KRL Disulap Jadi Ruang Piala Dunia, Coca-Cola Bawa Kaleng Khusus dan Lagu Lokal

Author: Redaksi Android62

Coca-Cola Indonesia memperluas kampanye Piala Dunia 2026 dengan rangkaian aktivasi yang menyentuh ruang publik, mulai dari Commuter Line hingga musik dan kegiatan komunitas. Perusahaan menempatkan turnamen sepak bola dunia itu lebih dekat ke keseharian masyarakat, bukan hanya di layar pertandingan.

Salah satu langkah yang paling terlihat hadir di KRL rute Cikarang dan Bogor. Hingga akhir Juni, penumpang di dua jalur tersebut bisa menemukan dekorasi bertema turnamen yang mengubah suasana gerbong menjadi seperti bagian dari stadion.

Kemasan kaleng edisi khusus sudah beredar di ritel

Selain aktivasi ruang publik, Coca-Cola Indonesia juga merilis kemasan kaleng edisi khusus Piala Dunia 2026 pada Rabu (17/6). Ada 12 desain berbeda yang terinspirasi dari negara peserta, dan produk itu sudah tersedia di berbagai gerai ritel di Indonesia.

Peluncuran kemasan ini menjadi bagian dari strategi perusahaan untuk menghadirkan suasana turnamen dalam aktivitas harian. Pendekatan tersebut dibuat agar pengalaman Piala Dunia 2026 tidak berhenti pada tontonan, tetapi ikut hadir lewat produk yang mudah dijumpai masyarakat.

Detail dekorasi KRL dibuat seperti arena sepak bola

Instalasi tematik di dalam KRL menampilkan sejumlah elemen yang lekat dengan sepak bola. Lantai dibuat bermotif rumput lapangan, sementara bola Coca-Cola dan kaleng edisi khusus dipajang dalam tampilan yang serba tematik.

Sentuhan visual juga diberikan pada kursi, pintu, dan elemen jaring gawang. Kombinasi itu membuat pengalaman naik Commuter Line terasa seperti memasuki ruang perayaan yang terhubung dengan atmosfer Piala Dunia 2026.

Musik lokal ikut dipakai sebagai penguat kampanye

Coca-Cola Indonesia kemudian menggandeng Tiara Andini, Silet Open Up, Ecko Show, dan Eka Gustiwana untuk menghadirkan anthem lokal berjudul “Jump”. Lagu tersebut merupakan adaptasi resmi berlisensi dari karya Van Halen yang dirilis pada 1984.

Aransemen barunya dibuat dengan ritme perkusi yang lebih energik dan disesuaikan dengan karakter pendengar musik di Indonesia. Director Coca-Cola Trademark Coca-Cola Indonesia, Fitriana Adhisti, menyebut pendekatan budaya lokal menjadi bagian penting dari kampanye ini.

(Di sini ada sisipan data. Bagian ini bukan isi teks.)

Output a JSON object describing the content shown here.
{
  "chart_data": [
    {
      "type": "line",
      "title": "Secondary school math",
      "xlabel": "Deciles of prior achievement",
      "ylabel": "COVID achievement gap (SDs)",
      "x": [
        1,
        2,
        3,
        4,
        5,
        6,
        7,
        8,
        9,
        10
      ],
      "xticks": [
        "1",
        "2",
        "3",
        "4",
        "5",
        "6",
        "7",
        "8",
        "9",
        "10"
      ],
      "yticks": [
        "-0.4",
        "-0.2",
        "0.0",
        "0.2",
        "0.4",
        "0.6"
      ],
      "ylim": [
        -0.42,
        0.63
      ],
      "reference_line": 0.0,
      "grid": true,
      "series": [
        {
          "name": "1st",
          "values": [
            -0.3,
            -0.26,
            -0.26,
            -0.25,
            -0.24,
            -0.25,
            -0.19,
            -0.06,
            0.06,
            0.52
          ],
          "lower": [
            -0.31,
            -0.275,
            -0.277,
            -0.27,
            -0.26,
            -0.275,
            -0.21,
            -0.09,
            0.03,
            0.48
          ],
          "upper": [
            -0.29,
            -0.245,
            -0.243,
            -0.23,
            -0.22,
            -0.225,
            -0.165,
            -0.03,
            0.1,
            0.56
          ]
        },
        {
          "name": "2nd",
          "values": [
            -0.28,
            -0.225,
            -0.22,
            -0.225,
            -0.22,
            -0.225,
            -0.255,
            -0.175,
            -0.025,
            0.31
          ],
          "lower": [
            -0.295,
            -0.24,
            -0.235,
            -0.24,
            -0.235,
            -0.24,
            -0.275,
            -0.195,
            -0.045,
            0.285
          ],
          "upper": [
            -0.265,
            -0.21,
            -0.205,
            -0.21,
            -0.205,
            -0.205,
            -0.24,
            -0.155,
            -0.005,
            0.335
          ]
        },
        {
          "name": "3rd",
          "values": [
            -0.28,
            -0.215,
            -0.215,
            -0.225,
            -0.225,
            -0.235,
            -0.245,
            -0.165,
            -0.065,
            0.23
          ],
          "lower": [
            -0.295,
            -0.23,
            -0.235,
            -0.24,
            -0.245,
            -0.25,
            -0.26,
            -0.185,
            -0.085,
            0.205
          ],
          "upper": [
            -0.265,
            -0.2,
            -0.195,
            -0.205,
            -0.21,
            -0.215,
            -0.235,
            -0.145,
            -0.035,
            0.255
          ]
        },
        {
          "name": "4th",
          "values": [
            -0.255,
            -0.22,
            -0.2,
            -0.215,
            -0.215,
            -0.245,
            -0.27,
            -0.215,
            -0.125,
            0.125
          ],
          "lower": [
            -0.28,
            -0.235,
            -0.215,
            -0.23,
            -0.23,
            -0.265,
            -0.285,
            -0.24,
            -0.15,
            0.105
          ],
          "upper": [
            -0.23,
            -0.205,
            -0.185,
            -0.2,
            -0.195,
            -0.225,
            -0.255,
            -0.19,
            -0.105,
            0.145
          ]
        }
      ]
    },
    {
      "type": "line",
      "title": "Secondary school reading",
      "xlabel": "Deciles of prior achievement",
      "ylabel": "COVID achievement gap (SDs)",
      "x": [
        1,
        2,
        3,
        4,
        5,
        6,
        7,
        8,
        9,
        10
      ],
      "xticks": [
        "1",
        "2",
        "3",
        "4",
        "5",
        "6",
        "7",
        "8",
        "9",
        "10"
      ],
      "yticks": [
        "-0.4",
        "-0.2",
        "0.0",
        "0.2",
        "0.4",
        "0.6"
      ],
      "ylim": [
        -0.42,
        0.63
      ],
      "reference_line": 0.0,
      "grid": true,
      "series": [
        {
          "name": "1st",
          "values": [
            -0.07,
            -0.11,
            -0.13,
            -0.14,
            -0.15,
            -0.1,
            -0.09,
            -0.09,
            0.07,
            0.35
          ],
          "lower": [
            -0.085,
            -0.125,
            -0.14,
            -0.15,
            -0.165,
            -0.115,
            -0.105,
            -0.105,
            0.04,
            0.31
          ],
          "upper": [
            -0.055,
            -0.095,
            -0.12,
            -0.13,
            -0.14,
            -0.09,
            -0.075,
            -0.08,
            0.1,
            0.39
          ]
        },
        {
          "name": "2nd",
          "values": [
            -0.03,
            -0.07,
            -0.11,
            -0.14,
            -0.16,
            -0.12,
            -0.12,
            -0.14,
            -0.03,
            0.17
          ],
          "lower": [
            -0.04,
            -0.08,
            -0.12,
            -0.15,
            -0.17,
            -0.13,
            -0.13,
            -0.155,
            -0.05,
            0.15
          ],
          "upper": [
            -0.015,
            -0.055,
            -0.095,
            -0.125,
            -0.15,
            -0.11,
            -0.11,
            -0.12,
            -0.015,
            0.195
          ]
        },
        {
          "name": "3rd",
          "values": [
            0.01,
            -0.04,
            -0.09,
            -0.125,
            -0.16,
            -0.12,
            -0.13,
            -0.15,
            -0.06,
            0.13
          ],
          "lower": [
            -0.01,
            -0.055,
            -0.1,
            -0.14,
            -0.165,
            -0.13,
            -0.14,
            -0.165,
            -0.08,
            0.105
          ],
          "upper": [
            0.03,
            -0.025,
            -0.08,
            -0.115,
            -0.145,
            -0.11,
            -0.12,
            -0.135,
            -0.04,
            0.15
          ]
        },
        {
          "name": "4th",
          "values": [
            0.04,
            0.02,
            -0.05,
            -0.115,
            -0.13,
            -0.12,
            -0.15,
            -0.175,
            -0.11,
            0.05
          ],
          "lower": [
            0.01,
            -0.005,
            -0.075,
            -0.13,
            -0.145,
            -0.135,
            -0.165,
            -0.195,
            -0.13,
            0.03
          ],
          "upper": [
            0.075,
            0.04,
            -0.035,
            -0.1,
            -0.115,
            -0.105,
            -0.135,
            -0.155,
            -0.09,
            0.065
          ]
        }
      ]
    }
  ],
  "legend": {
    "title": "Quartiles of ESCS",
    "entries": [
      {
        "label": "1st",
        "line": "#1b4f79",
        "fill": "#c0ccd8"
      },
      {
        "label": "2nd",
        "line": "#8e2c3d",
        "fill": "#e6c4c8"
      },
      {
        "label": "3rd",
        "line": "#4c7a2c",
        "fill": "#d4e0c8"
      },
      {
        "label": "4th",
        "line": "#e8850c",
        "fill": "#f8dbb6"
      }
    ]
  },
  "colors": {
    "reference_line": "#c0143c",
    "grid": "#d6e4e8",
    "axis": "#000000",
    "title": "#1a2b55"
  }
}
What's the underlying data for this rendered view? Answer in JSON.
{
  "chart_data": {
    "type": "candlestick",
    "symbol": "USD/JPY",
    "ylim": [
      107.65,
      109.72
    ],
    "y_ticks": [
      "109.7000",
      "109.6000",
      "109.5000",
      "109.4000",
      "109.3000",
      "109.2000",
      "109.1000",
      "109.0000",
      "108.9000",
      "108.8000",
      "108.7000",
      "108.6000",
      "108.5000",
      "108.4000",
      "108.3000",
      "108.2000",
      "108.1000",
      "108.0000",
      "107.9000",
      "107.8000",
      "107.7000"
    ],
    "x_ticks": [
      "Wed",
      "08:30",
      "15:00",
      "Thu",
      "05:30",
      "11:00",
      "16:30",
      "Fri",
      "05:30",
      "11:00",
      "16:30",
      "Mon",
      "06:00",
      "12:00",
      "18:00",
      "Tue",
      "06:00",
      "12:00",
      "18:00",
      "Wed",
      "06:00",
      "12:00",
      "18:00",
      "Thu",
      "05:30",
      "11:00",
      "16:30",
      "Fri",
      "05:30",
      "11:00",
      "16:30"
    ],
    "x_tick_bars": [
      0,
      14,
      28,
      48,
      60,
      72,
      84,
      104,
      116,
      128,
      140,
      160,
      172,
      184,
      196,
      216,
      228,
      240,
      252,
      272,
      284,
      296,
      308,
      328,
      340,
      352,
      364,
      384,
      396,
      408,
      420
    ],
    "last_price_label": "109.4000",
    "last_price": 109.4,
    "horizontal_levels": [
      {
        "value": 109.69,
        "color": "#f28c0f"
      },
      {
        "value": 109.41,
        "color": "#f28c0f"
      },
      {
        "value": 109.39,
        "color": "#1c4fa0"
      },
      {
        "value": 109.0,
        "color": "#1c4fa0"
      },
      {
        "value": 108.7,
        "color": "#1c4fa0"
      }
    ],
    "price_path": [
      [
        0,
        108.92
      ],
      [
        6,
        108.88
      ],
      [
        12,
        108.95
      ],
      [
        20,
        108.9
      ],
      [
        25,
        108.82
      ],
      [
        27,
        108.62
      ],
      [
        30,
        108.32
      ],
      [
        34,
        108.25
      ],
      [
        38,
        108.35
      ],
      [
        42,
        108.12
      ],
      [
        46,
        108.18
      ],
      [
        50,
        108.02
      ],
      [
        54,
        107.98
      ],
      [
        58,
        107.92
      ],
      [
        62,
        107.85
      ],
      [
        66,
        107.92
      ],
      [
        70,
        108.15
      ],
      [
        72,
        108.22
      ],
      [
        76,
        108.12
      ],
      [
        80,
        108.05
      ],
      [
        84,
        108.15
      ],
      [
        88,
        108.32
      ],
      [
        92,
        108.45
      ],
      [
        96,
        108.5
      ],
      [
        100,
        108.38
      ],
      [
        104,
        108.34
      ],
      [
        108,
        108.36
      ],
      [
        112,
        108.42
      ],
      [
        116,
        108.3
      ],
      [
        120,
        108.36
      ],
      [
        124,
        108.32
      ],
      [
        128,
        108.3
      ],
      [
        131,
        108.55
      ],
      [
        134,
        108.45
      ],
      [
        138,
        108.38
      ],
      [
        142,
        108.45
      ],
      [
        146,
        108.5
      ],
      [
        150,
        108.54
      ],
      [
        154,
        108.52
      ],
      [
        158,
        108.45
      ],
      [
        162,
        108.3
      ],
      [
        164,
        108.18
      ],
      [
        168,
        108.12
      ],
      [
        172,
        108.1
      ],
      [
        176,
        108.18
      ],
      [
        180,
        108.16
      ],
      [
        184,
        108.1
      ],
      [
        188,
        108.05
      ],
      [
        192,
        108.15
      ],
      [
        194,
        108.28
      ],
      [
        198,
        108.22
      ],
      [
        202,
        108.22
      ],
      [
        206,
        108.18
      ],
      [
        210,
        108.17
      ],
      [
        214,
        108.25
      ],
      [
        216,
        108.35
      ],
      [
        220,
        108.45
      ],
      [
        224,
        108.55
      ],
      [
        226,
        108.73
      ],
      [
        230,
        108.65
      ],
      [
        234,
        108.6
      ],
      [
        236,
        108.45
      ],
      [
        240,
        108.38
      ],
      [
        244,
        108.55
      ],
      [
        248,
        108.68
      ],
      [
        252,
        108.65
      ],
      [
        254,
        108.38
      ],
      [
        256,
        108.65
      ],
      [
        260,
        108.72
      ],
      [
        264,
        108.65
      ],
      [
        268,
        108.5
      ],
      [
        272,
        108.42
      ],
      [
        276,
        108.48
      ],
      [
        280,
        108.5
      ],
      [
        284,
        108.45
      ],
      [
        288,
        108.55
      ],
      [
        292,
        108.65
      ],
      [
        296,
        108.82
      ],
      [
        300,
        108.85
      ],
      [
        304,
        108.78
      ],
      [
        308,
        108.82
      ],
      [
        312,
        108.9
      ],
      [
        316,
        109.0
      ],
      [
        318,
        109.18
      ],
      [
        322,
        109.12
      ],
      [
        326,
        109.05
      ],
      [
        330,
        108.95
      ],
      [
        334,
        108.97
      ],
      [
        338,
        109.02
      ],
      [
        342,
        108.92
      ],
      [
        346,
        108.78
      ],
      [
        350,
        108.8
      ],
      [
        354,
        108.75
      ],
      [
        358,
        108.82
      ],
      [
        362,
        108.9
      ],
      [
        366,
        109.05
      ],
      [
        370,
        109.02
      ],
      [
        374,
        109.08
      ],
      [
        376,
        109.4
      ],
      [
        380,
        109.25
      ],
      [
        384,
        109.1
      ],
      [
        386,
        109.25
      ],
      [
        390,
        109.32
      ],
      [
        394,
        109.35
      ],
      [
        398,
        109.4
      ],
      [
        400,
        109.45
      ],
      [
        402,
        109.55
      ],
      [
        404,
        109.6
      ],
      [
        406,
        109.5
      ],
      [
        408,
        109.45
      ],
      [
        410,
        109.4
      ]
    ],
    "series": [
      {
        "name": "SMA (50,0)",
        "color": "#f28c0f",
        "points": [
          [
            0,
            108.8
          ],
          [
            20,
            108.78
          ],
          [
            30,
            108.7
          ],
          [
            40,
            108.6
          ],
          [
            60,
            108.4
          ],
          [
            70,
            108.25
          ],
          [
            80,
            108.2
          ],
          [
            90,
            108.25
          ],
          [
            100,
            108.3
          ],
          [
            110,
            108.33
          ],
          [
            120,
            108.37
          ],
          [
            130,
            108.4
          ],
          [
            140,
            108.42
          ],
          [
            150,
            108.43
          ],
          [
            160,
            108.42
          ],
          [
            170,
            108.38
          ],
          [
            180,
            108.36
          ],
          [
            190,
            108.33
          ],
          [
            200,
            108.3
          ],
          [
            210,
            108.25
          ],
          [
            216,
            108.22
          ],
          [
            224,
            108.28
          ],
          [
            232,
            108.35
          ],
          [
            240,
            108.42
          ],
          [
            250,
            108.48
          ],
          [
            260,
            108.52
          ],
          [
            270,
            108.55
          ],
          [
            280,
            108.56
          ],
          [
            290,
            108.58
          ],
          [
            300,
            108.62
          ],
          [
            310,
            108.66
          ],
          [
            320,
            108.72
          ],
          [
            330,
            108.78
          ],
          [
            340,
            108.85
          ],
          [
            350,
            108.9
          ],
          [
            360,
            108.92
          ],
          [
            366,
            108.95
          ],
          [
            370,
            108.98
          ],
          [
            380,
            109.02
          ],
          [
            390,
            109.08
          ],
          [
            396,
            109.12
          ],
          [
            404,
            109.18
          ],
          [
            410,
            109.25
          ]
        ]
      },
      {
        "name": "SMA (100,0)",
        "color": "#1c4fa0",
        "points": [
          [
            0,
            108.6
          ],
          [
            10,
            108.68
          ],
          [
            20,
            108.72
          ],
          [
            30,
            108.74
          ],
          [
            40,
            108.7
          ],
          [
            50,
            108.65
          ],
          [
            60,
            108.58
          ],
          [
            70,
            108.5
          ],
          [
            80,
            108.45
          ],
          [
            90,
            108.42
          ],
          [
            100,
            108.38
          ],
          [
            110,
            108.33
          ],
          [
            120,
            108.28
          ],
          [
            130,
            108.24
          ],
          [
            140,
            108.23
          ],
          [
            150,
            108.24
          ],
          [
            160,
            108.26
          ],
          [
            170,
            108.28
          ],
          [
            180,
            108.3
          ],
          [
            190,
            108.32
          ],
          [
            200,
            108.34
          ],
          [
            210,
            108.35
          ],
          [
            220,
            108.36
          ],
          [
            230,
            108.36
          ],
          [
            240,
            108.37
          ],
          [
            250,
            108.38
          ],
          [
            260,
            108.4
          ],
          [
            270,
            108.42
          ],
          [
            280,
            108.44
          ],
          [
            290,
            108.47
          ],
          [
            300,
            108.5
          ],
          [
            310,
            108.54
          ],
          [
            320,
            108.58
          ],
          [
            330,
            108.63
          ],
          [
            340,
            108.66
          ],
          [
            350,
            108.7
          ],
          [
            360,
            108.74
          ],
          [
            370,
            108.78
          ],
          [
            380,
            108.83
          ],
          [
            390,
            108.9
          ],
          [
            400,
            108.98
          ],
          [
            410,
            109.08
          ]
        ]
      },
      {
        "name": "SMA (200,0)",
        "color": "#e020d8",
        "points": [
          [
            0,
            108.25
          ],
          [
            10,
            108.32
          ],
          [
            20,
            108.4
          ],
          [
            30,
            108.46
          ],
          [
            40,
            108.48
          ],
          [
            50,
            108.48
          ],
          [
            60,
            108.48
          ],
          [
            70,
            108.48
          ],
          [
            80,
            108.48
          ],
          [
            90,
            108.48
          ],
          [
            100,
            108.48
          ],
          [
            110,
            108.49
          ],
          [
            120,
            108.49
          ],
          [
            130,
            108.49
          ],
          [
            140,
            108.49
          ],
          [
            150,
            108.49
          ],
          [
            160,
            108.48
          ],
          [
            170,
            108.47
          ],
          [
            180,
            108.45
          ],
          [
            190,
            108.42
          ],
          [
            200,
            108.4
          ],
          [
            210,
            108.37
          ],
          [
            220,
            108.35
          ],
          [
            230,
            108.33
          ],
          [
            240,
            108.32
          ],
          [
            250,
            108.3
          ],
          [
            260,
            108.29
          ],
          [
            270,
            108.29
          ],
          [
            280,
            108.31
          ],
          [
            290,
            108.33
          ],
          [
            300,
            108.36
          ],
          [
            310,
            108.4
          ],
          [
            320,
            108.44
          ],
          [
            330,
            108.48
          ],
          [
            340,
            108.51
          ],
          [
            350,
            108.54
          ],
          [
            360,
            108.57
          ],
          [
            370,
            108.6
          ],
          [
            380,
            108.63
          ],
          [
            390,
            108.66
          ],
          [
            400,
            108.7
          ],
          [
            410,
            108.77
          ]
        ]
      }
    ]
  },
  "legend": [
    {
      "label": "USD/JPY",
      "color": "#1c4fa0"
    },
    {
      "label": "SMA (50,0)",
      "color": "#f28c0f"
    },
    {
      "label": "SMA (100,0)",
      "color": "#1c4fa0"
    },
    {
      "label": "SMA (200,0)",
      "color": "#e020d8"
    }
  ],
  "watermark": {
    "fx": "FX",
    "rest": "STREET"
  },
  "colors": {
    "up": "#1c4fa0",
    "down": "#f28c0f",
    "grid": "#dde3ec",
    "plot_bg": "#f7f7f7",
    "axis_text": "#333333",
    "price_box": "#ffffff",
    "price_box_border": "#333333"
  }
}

Fitriana mengatakan pihaknya ingin menghadirkan Piala Dunia 2026 lebih dekat kepada masyarakat Indonesia. Ia juga menilai aktivasi seperti Commuter Line tematik dan anthem lokal menjadi undangan agar masyarakat bisa ikut merayakan turnamen dengan cara yang lebih mudah diakses.

Nonton bareng digelar di 15 kota

Di luar produk, transportasi publik, dan musik, Coca-Cola Indonesia juga menyiapkan ruang kebersamaan melalui lebih dari 100 kegiatan nonton bareng di 15 kota besar. Program itu dijalankan bertahap sejak 12 Juni 2026 untuk memperkuat interaksi sosial selama momentum sepak bola dunia.

President Director Coca-Cola Indonesia, Eva Lusiana, menilai sepak bola memiliki daya tarik universal yang mampu menyatukan banyak lapisan masyarakat. Karena itu, berbagai aktivitas yang disiapkan untuk Piala Dunia 2026 dirancang agar publik luas bisa ikut merasakan sukacita yang sama.

Melalui kaleng edisi khusus, dekorasi KRL, lagu tema lokal, dan kegiatan nonton bareng, Coca-Cola Indonesia membangun perayaan Piala Dunia 2026 sebagai pengalaman yang hadir di ruang-ruang dekat dengan kehidupan sehari-hari masyarakat Indonesia.